FRIDAY, MAY 13, 2011 |
Posted by: Siobhan Fludder
Many albums are constructed around a theme. Consequently, they can cater towards a certain group of people, connecting strangers together by linking a shared emotion or experience that is expressed via a compiled list of tracks. Moby's most recent album, Destroyed, takes this approach in a somewhat unique manner, as it is dedicated to all of the world's insomniacs. Though a seemingly obscure inspiration, if you have ever had trouble sleeping, you're aware that the feeling can be rather consuming and entrancing, as the lack of activity around you and resulting solitude warps the mind for a momentary reality shift and creates a world in which you are the only inhabitant. The building blocks of Destroyed were created in such a state. To capture this hidden world of nocturnal beings, Moby put together a multi-media experience in the form of a website that streamed the album along with photos of his late night observances, accessed by a map of his touring locations and corresponding images. The tracks themselves actually seem to encompass more than one would expect, considering the late night inspiration, but this does not cause too much of a hindering impact on the inescapable beauty that exists within the sounds of Destroyed.

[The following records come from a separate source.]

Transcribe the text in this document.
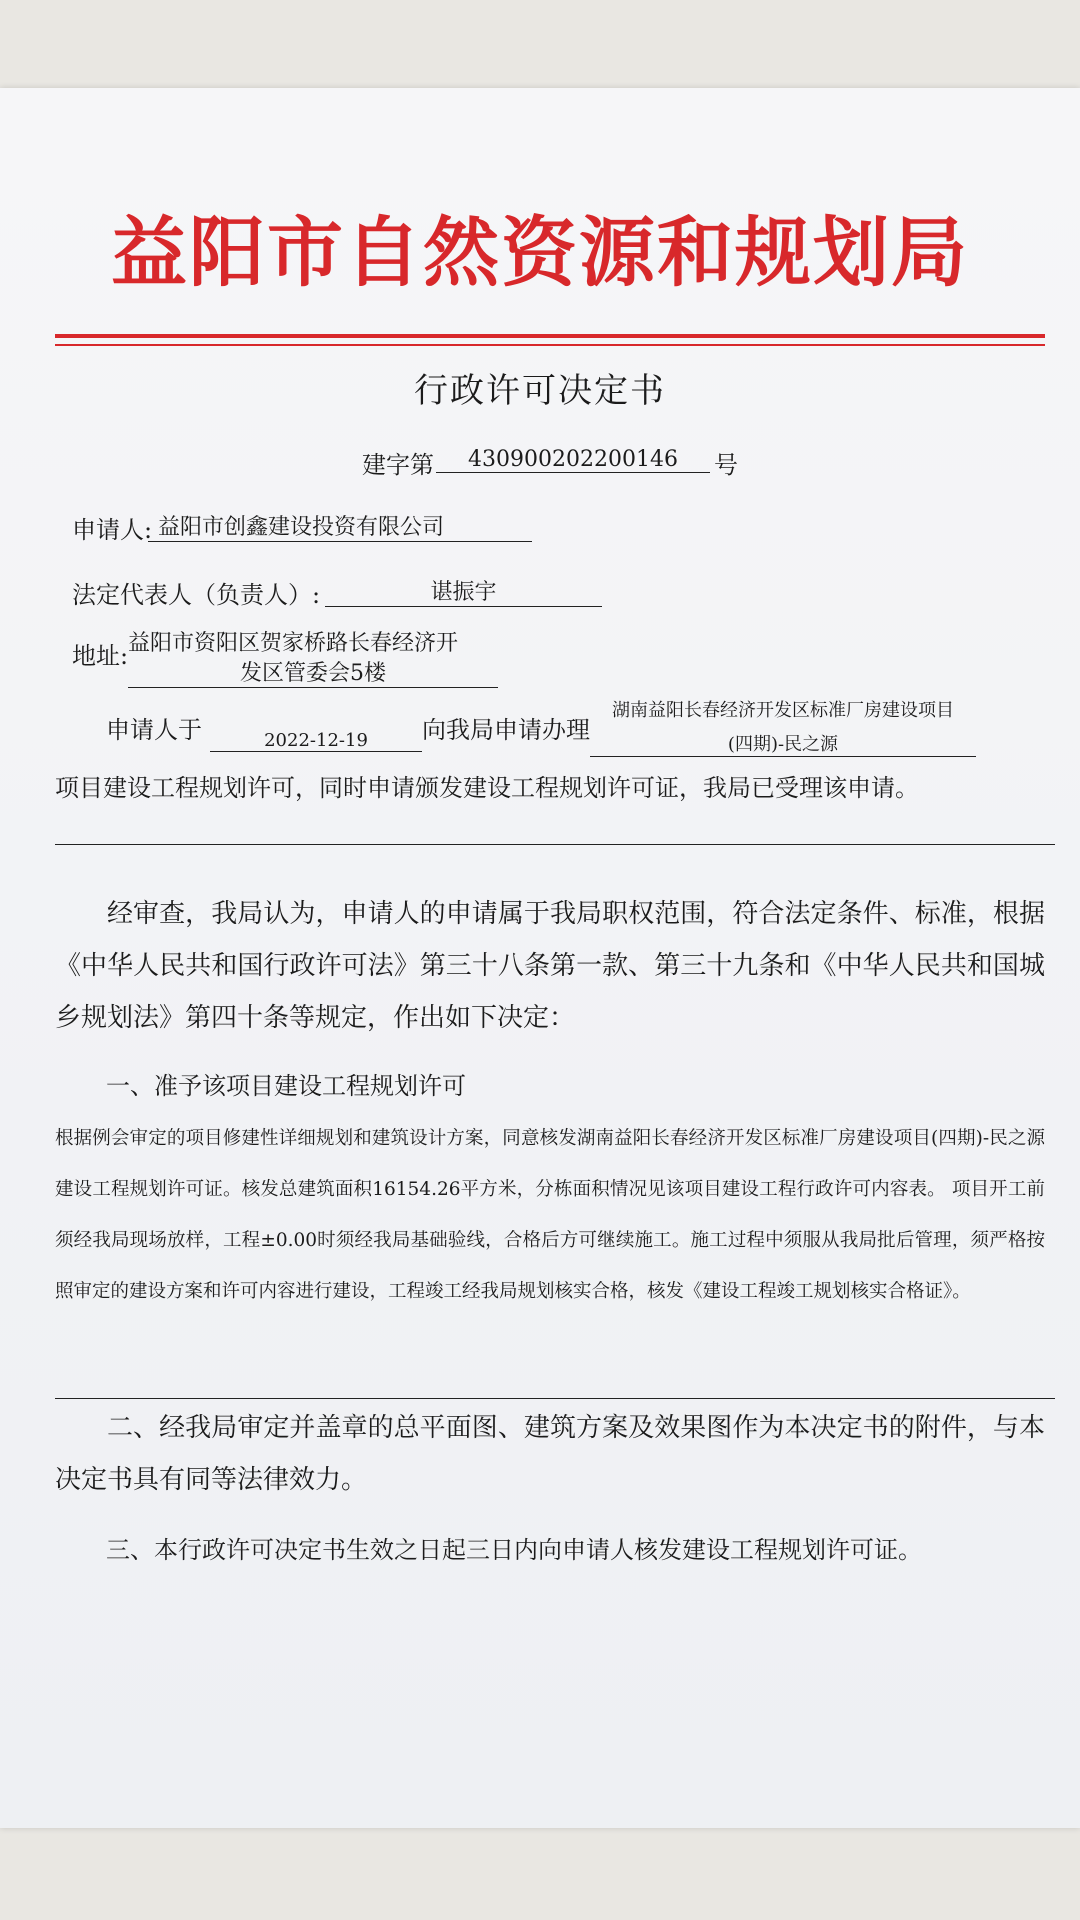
益阳市自然资源和规划局
行政许可决定书
建字第	430900202200146	号
申请人: 益阳市创鑫建设投资有限公司
法定代表人（负责人）:	谌振宇
地址: 益阳市资阳区贺家桥路长春经济开
发区管委会5楼
申请人于	2022-12-19	向我局申请办理
湖南益阳长春经济开发区标准厂房建设项目
(四期)-民之源
项目建设工程规划许可，同时申请颁发建设工程规划许可证，我局已受理该申请。

经审查，我局认为，申请人的申请属于我局职权范围，符合法定条件、标准，根据《中华人民共和国行政许可法》第三十八条第一款、第三十九条和《中华人民共和国城乡规划法》第四十条等规定，作出如下决定：

一、准予该项目建设工程规划许可

根据例会审定的项目修建性详细规划和建筑设计方案，同意核发湖南益阳长春经济开发区标准厂房建设项目(四期)-民之源建设工程规划许可证。核发总建筑面积16154.26平方米，分栋面积情况见该项目建设工程行政许可内容表。 项目开工前须经我局现场放样，工程±0.00时须经我局基础验线，合格后方可继续施工。施工过程中须服从我局批后管理，须严格按照审定的建设方案和许可内容进行建设，工程竣工经我局规划核实合格，核发《建设工程竣工规划核实合格证》。

二、经我局审定并盖章的总平面图、建筑方案及效果图作为本决定书的附件，与本决定书具有同等法律效力。

三、本行政许可决定书生效之日起三日内向申请人核发建设工程规划许可证。
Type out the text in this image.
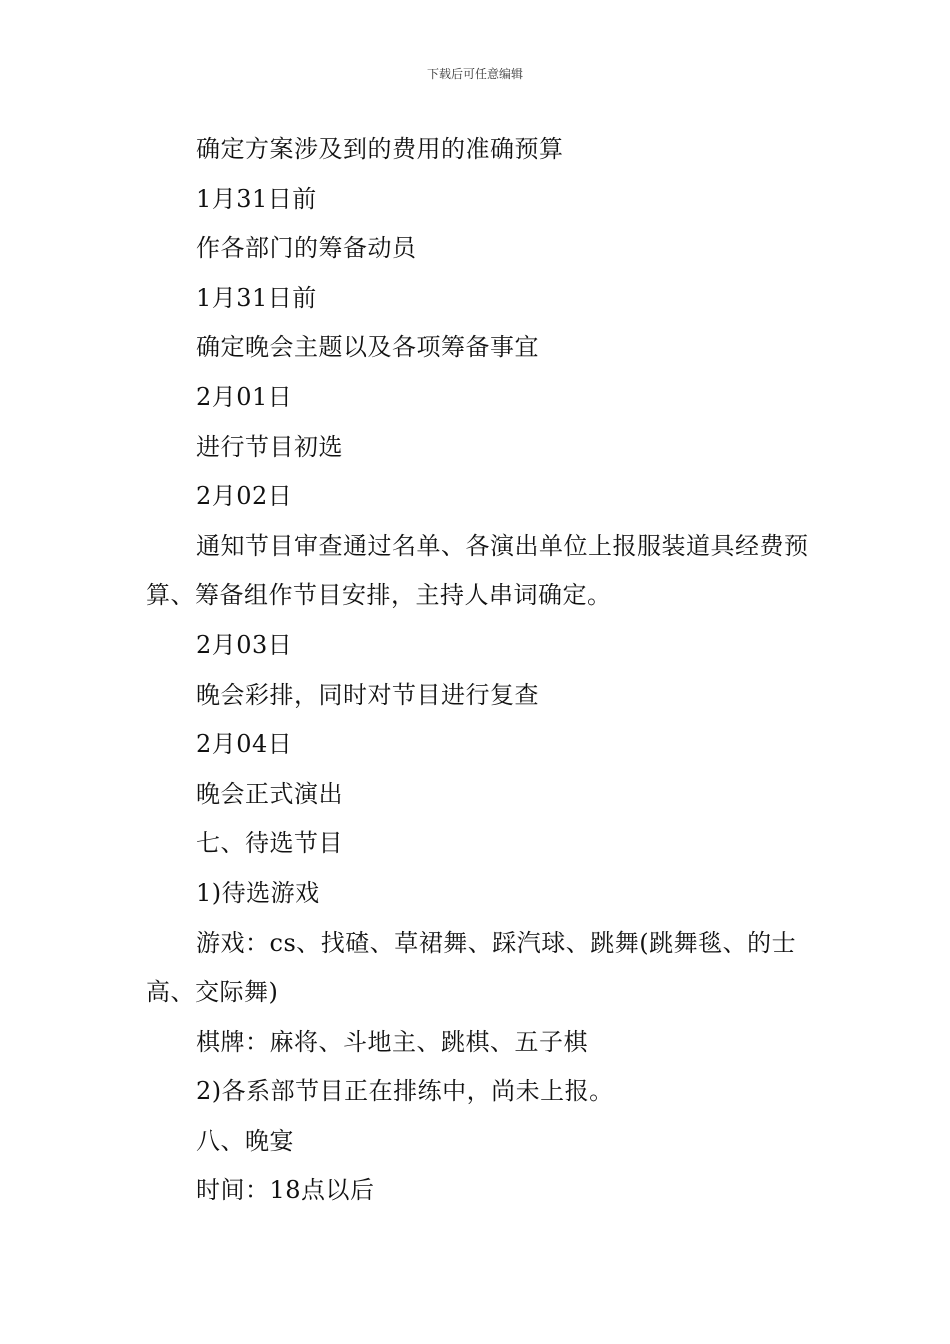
下载后可任意编辑

确定方案涉及到的费用的准确预算

1月31日前

作各部门的筹备动员

1月31日前

确定晚会主题以及各项筹备事宜

2月01日

进行节目初选

2月02日

通知节目审查通过名单、各演出单位上报服装道具经费预算、筹备组作节目安排，主持人串词确定。

2月03日

晚会彩排，同时对节目进行复查

2月04日

晚会正式演出

七、待选节目

1)待选游戏

游戏：cs、找碴、草裙舞、踩汽球、跳舞(跳舞毯、的士高、交际舞)

棋牌：麻将、斗地主、跳棋、五子棋

2)各系部节目正在排练中，尚未上报。

八、晚宴

时间：18点以后
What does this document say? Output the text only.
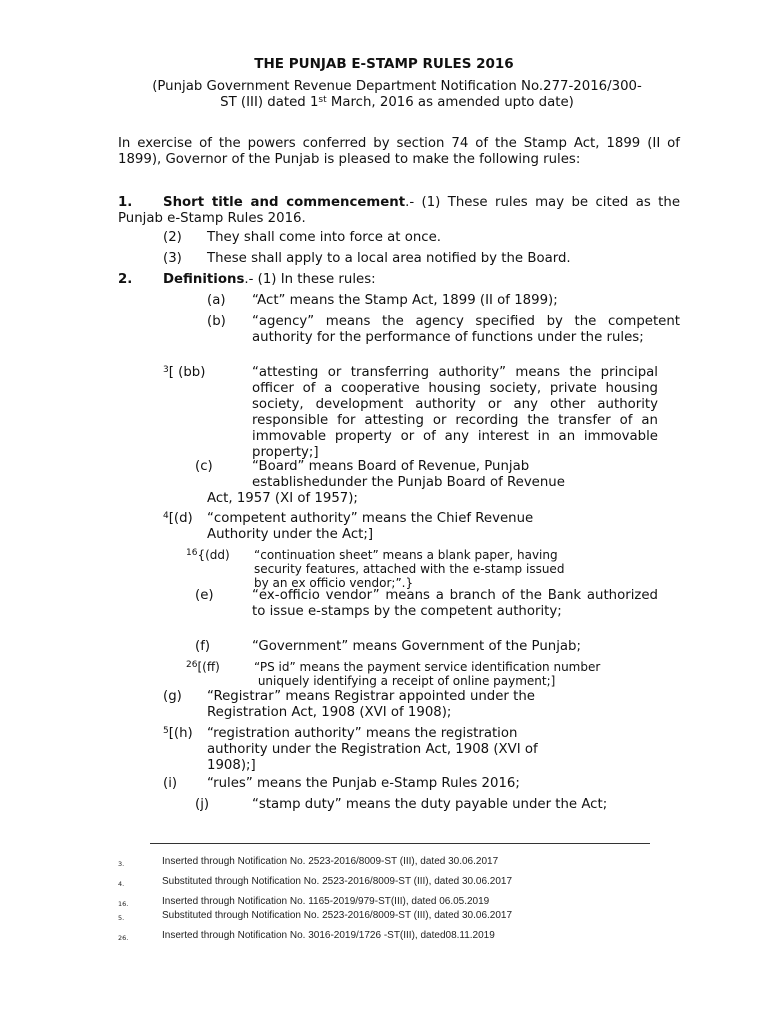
THE PUNJAB E-STAMP RULES 2016
(Punjab Government Revenue Department Notification No.277-2016/300-
ST (III) dated 1st March, 2016 as amended upto date)
In exercise of the powers conferred by section 74 of the Stamp Act, 1899 (II of 1899), Governor of the Punjab is pleased to make the following rules:
1.	Short title and commencement.- (1) These rules may be cited as the Punjab e-Stamp Rules 2016.
(2) They shall come into force at once.
(3) These shall apply to a local area notified by the Board.
2. Definitions.- (1) In these rules:
(a) “Act” means the Stamp Act, 1899 (II of 1899);
(b) “agency” means the agency specified by the competent authority for the performance of functions under the rules;
$^3$[ (bb)	“attesting or transferring authority” means the principal officer of a cooperative housing society, private housing society, development authority or any other authority responsible for attesting or recording the transfer of an immovable property or of any interest in an immovable property;]
(c)	“Board” means Board of Revenue, Punjab
establishedunder the Punjab Board of Revenue
Act, 1957 (XI of 1957);
$^4$[(d) “competent authority” means the Chief Revenue
Authority under the Act;]
$^{16}${(dd) “continuation sheet” means a blank paper, having
security features, attached with the e-stamp issued
by an ex officio vendor;”.}
(e)	“ex-officio vendor” means a branch of the Bank authorized to issue e-stamps by the competent authority;
(f)	“Government” means Government of the Punjab;
$^{26}$[(ff)	“PS id” means the payment service identification number
uniquely identifying a receipt of online payment;]
(g) “Registrar” means Registrar appointed under the
Registration Act, 1908 (XVI of 1908);
$^5$[(h) “registration authority” means the registration
authority under the Registration Act, 1908 (XVI of
1908);]
(i) “rules” means the Punjab e-Stamp Rules 2016;
(j)	“stamp duty” means the duty payable under the Act;
3.	Inserted through Notification No. 2523-2016/8009-ST (III), dated 30.06.2017
4.	Substituted through Notification No. 2523-2016/8009-ST (III), dated 30.06.2017
16.	Inserted through Notification No. 1165-2019/979-ST(III), dated 06.05.2019
5.	Substituted through Notification No. 2523-2016/8009-ST (III), dated 30.06.2017
26.	Inserted through Notification No. 3016-2019/1726 -ST(III), dated08.11.2019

"The Broken Places" opens the experience by contrasting a throbbing beat that picks up and slows down with a brisk and deliberate ease, throwing it against a whirring trance. "Be The One" begins the incorporation of vocal parts into the album's track list, something that is absent in the first song. While maintaining a calming sonic background to the vibrating repetition of "I was the one when you needed love", the song suddenly bursts into a pounding desperation. This kicks up the power of the lyrical indication behind the tune, shifting pretty quickly from "The Broken Places" and the lava-lamp pace that one might expect from a sleep-deprivation-themed compilation.
The two approaches are somewhat married, however, in "Sevastopol". It has the flowing consistency of the album's opener, but also provides the addition of an energized drive. In this number, one can relate to the restlessness that must have inspired the unrelenting synth that progresses throughout. While the vocals have disappeared again, they return with "The Low Hum", which expresses the buzzing undercurrent that the name suggests. It is broken up with hauntingly beautiful moments where the beat falls away and caters to the considerations of the vocal content. "Rockets", while sprinkled with a lyrical echo, has more of a pulsating approach, as opposed to the frantic nature of the other vocal tracks.
"The Day" travels even further away from expectations. Rather than adding a repetition of lines to a dipping and rising collection of beats (something that is exaggerated in tracks like "Lacrimae"), this particular song has the verse and chorus structure that is not otherwise present in Destroyed. Even the music follows a more regulated pattern, hardly recognizable within the mix of its ambient neighbors. Tracks that are perhaps closest to this organizational direction, would be "Blue Moon" and "The Right Thing". It does not last for too long, however, as "Lie Down In Darkness" changes gears yet again, with a classical inflection that almost makes the track sound like a film score. This is also present in the gorgeous piano featured in "The Violent Bear It Away", and is taken further with drawn out vocals of an opera-like nature throughout "Stella Maris".
Destroyed does not deliver any tracks that are lacking intrigue or sonic enjoyment, but it does seem to be an indecisive compilation. Many creations are driven by a quietly strong and progressive trance that matches up with the visual experience Moby is expressing with the photographic aspect of the album, such as in "Victoria Lucas" and "After". However, the more hectic tracks feel out of place. Although they are no less enjoyable and do indeed emulate the frenzied manner that applies to some late night experiences, but they ultimately come together with their surrounding songs in a mildly confusing order. The basic elements of abstract electronics in the album, however, allow for more forgiveness regarding this effect. Individually, each track still achieves an entrancing captivation, no matter what kind of perplexity surrounds the album's organization or its unorthodox construction.